Quelle que soit l’hypothèse retenue, et la liste n’est pas close, dans tous les cas, la Déviation Verticale Dissocié est une conséquence directe de la rupture de la binocularité normale. Cette rupture permet l’expression d’un trouble latent (25) contrôlé par la binocularité normale.

L’Élévation en Adduction

Les incertitudes pathogéniques sur l’élévation en adduction sont toujours importantes. Cependant, il faut insister sur le fait qu’il ne faut pas confondre: hyper-élévation dans l’adduction et hyperfonction de l’oblique inférieur. En effet, les connaissances récentes sur la physiologie des muscles extra-oculaires (17, 16) rendent improbable la relation simple: hyper-élévation dans l’adduction égale hyperfonction de l’oblique inférieur.
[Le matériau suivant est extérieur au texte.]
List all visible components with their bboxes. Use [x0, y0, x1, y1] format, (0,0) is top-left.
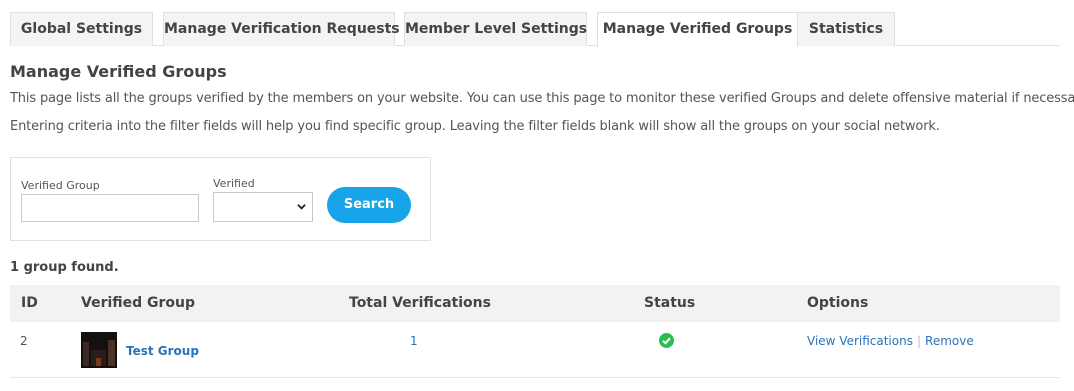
tab-global-settings[interactable]: Global Settings — [10, 12, 153, 46]
total-verifications-link[interactable]: 1 — [410, 334, 418, 348]
results-count: 1 group found. — [10, 260, 119, 275]
remove-link[interactable]: Remove — [925, 334, 974, 348]
view-verifications-link[interactable]: View Verifications — [807, 334, 913, 348]
tab-bar: Global Settings Manage Verification Requ… — [10, 0, 1060, 47]
verified-group-input[interactable] — [21, 194, 199, 222]
option-separator: | — [916, 334, 922, 348]
column-header-verified-group: Verified Group — [81, 295, 196, 311]
tab-manage-verified-groups[interactable]: Manage Verified Groups — [597, 12, 798, 47]
group-id: 2 — [20, 334, 28, 348]
search-button[interactable]: Search — [327, 187, 411, 223]
filter-form: Verified Group Verified Search — [10, 157, 431, 241]
group-photo-icon — [81, 332, 117, 368]
chevron-down-icon — [297, 204, 306, 210]
tab-member-level-settings[interactable]: Member Level Settings — [404, 12, 587, 46]
page-title: Manage Verified Groups — [10, 62, 227, 81]
verified-status-icon — [659, 333, 674, 348]
row-options: View Verifications | Remove — [807, 334, 974, 348]
verified-group-label: Verified Group — [21, 179, 100, 192]
group-name-link[interactable]: Test Group — [126, 344, 199, 358]
tab-statistics[interactable]: Statistics — [797, 12, 895, 46]
table-row: 2 Test Group 1 View Verifications | Remove — [10, 322, 1060, 378]
tab-manage-verification-requests[interactable]: Manage Verification Requests — [163, 12, 400, 46]
filter-help-text: Entering criteria into the filter fields… — [10, 119, 940, 134]
verified-select[interactable] — [213, 192, 313, 222]
table-header: ID Verified Group Total Verifications St… — [10, 285, 1060, 322]
column-header-status: Status — [644, 295, 696, 311]
checkmark-icon — [662, 337, 671, 345]
column-header-options: Options — [807, 295, 869, 311]
group-thumbnail[interactable] — [81, 332, 117, 368]
verified-label: Verified — [213, 177, 255, 190]
column-header-id: ID — [21, 295, 38, 311]
page-description: This page lists all the groups verified … — [10, 91, 1074, 106]
column-header-total-verifications: Total Verifications — [349, 295, 491, 311]
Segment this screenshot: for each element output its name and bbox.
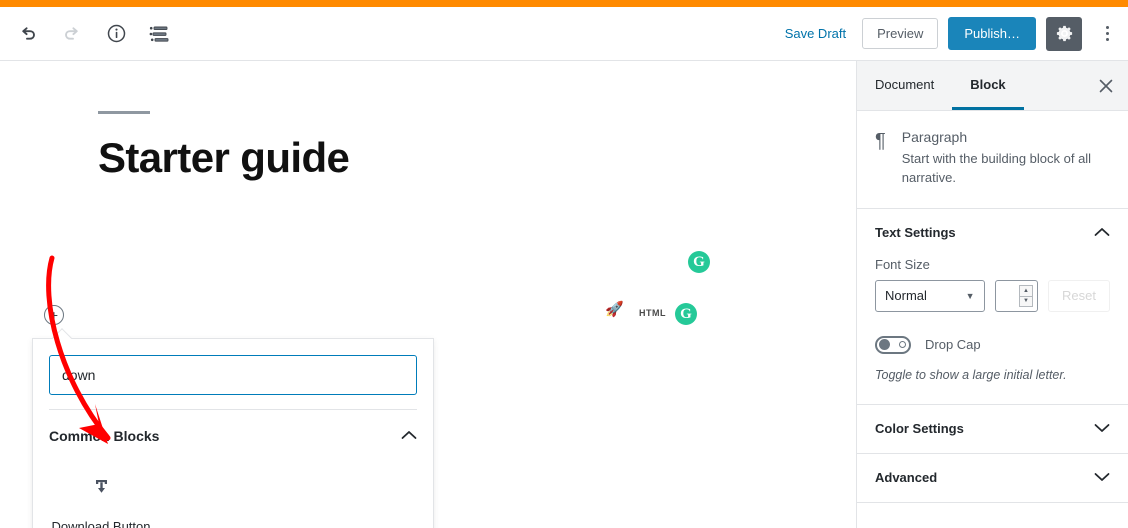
undo-icon[interactable] <box>6 12 50 56</box>
panel-color-settings: Color Settings <box>857 405 1128 454</box>
header-right-actions: Save Draft Preview Publish… <box>779 16 1128 51</box>
grammarly-circle-icon[interactable]: G <box>688 251 710 273</box>
panel-title: Text Settings <box>875 225 956 241</box>
grammarly-g-badge: G <box>675 303 697 325</box>
panel-text-settings-header[interactable]: Text Settings <box>875 209 1110 257</box>
inserter-block-label: Download Button <box>51 519 151 528</box>
chevron-up-icon[interactable] <box>401 427 417 445</box>
custom-font-size-stepper[interactable]: ▲ ▼ <box>994 279 1039 312</box>
wp-admin-bar <box>0 0 1128 7</box>
gear-icon <box>1056 25 1072 42</box>
save-draft-button[interactable]: Save Draft <box>779 22 852 45</box>
block-search-input[interactable] <box>49 355 417 395</box>
toggle-knob <box>879 339 890 351</box>
font-size-value: Normal <box>885 288 927 304</box>
post-title[interactable]: Starter guide <box>98 134 856 182</box>
font-size-select[interactable]: Normal ▼ <box>875 279 985 312</box>
grammarly-g-badge: G <box>688 251 710 273</box>
drop-cap-label: Drop Cap <box>925 337 981 353</box>
panel-title: Advanced <box>875 470 938 486</box>
publish-button[interactable]: Publish… <box>948 17 1036 50</box>
sidebar-tabs: Document Block <box>857 61 1128 111</box>
panel-text-settings: Text Settings Font Size Normal ▼ ▲ ▼ Res… <box>857 209 1128 405</box>
chevron-down-icon-svg <box>1094 423 1110 432</box>
rocket-icon: 🚀 <box>605 301 624 318</box>
font-size-reset-button[interactable]: Reset <box>1048 279 1110 312</box>
info-icon-svg <box>107 24 125 43</box>
inserter-search-wrap <box>33 339 433 409</box>
chevron-up-icon-svg <box>1094 227 1110 236</box>
add-block-button[interactable]: + <box>44 305 64 325</box>
panel-title: Color Settings <box>875 421 964 437</box>
drop-cap-help-text: Toggle to show a large initial letter. <box>875 367 1067 382</box>
settings-gear-button[interactable] <box>1046 16 1082 51</box>
preview-button[interactable]: Preview <box>862 18 939 49</box>
block-info-card: ¶ Paragraph Start with the building bloc… <box>857 111 1128 209</box>
stepper-buttons[interactable]: ▲ ▼ <box>1019 284 1034 307</box>
font-size-label: Font Size <box>875 256 930 272</box>
undo-icon-svg <box>22 26 35 40</box>
block-navigation-icon[interactable] <box>138 12 182 56</box>
html-badge-icon: HTML <box>639 308 666 318</box>
download-icon <box>92 477 111 501</box>
paragraph-icon: ¶ <box>875 130 886 152</box>
kebab-dot <box>1105 32 1109 35</box>
panel-color-settings-header[interactable]: Color Settings <box>875 405 1110 453</box>
editor-canvas: Starter guide G 🚀 HTML G + Common Blocks <box>0 61 856 528</box>
kebab-dot <box>1105 38 1109 41</box>
chevron-down-icon-svg <box>1094 472 1110 481</box>
block-name: Paragraph <box>901 129 968 145</box>
block-navigation-icon-svg <box>149 26 169 42</box>
chevron-down-icon[interactable] <box>1094 420 1110 438</box>
tab-document[interactable]: Document <box>857 61 952 110</box>
redo-icon[interactable] <box>50 12 94 56</box>
close-sidebar-button[interactable] <box>1084 61 1128 110</box>
stepper-decrement-button[interactable]: ▼ <box>1019 295 1034 307</box>
panel-text-settings-body: Font Size Normal ▼ ▲ ▼ Reset Drop Cap To… <box>875 257 1110 404</box>
chevron-up-icon[interactable] <box>1094 224 1110 242</box>
tab-block[interactable]: Block <box>952 61 1024 110</box>
chevron-up-icon-svg <box>401 431 417 439</box>
grammarly-circle-overlay-icon[interactable]: G <box>675 303 697 325</box>
settings-sidebar: Document Block ¶ Paragraph Start with th… <box>856 61 1128 528</box>
toggle-off-indicator <box>899 341 906 349</box>
font-size-controls: Normal ▼ ▲ ▼ Reset <box>875 279 1110 312</box>
chevron-down-icon: ▼ <box>965 290 975 301</box>
editor-header: Save Draft Preview Publish… <box>0 7 1128 61</box>
redo-icon-svg <box>65 26 78 40</box>
chevron-down-icon[interactable] <box>1094 469 1110 487</box>
block-description: Start with the building block of all nar… <box>901 151 1092 185</box>
stepper-increment-button[interactable]: ▲ <box>1019 284 1034 296</box>
inserter-block-download-button[interactable]: Download Button <box>47 465 155 528</box>
close-icon <box>1099 79 1113 92</box>
drop-cap-toggle[interactable] <box>875 335 911 354</box>
block-inserter-panel: Common Blocks Download Button <box>32 328 434 528</box>
block-info-text: Paragraph Start with the building block … <box>902 129 1110 188</box>
info-icon[interactable] <box>94 12 138 56</box>
inserter-block-grid: Download Button <box>33 459 433 528</box>
more-options-button[interactable] <box>1092 17 1122 51</box>
header-left-tools <box>0 12 182 56</box>
download-icon-svg <box>95 480 107 493</box>
inserter-category-common-blocks[interactable]: Common Blocks <box>33 410 433 459</box>
kebab-dot <box>1105 26 1109 29</box>
inserter-category-label: Common Blocks <box>49 428 160 444</box>
title-divider <box>98 111 150 114</box>
drop-cap-row: Drop Cap <box>875 335 1110 354</box>
post-content: Starter guide <box>0 61 856 182</box>
panel-advanced-header[interactable]: Advanced <box>875 454 1110 502</box>
panel-advanced: Advanced <box>857 454 1128 503</box>
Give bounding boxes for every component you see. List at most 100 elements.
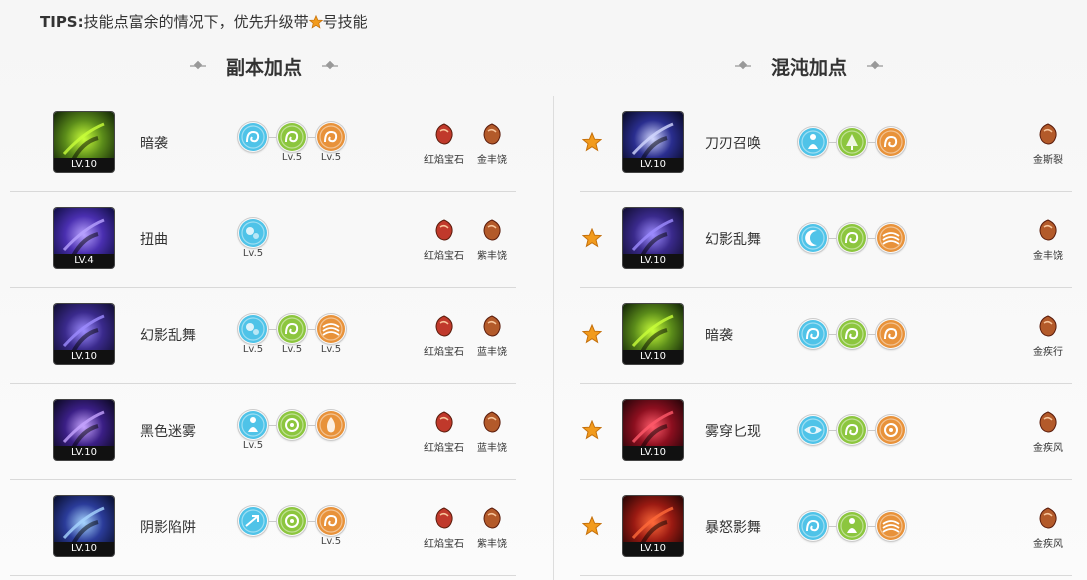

De ce fait, on ne peut qu’encourager le lecteur à employer une simple description clinique: hyper-élévation dans l’adduction et non une interprétation pathogénique: hyperfonction de l’oblique inférieur.
Les étiologies de l’hyper-élévation dans l’adduction restent incertaines. L’origine anatomique semble la plus improbable [travaux de D Denis]
; l’origine supranucléaire la plus probable. Une hypothèse récente a été proposée par Brodsky (1): « l’échec pour développer une vision normale binoculaire est associé à une augmentation du tonus oculaire vers le haut, peut-être liée à une inhibition réduite du canal antérieure par le flocculus cérébelleux  ».
Là encore, il s’agirait du réveil d’une anomalie latente anatomique par une rupture de la binocularité.

L’Hypermétrie de Refixation

C’est à Quéré (20) que l’on doit la description de ce signe d’examen: « au cover-test alterné l’œil que l’on découvre présente une hyperabduction dans les ésotropies… qu’il corrige immédiatement par un mouvement rapide pour reprendre la fixation du test… Nous avons montré que cette réaction motrice est liée à la fausse localisation de la zone de CRA qui, en binoculaire, a la direction droit devant (21)  ».
Elle montre également la forte relation entre le sensoriel et le moteur. Toutefois, elle n’a, pour l’instant, pas fait l’objet d’un protocole de validation. La valeur de ce signe reste, de ce fait, incertaine.

L’association du moteur et du sensoriel

Comme nous l’avons déjà dit [cf. supra], l’ensemble de ces troubles moteurs est bien l’autre face du trouble sensoriel: la rupture de la relation binoculaire normale. On voit bien combien les troubles sensoriels et les troubles moteurs sont liés. Ils sont les deux faces d’un même problème: le non-développement harmonieux de la sensorio-motricité.

Définition

Nous terminerons cet exposé en revenant aux problèmes de la définition d’un strabisme précoce:

• Strabisme apparu avant l’âge de 9 mois;
• Fréquence indéterminée [≤ 1 %] ;
• Type
:
¬ Ésotropie
: 90  %,
¬ Exotropie
: 10  %.
• Association
:
¬ Anomalie sensorielle importante et incurable
: Correspondance Rétinienne Anormale. Celle-ci doit être respectée, la déneutralisation pouvant aboutir à une diplopie incurable.
¬ Anomalies motrices
:
ø L’ésotropie,
ø Le Nystagmus Manifeste-Latent,
ø La Déviation Verticale Dissociée,
ø Deux autres signes associés à évaluer
:
~ L’hyper-élévation en adduction,
~ L’hypermétrie de refixation.

Enfin, nous conclurons par un aphorisme contemporain: « tout strabisme pour lequel on ne peut pas faire la preuve de l’existence d’une Correspondance Rétinienne Normale doit être considéré comme ayant une Correspondance Rétinienne Anormale  ».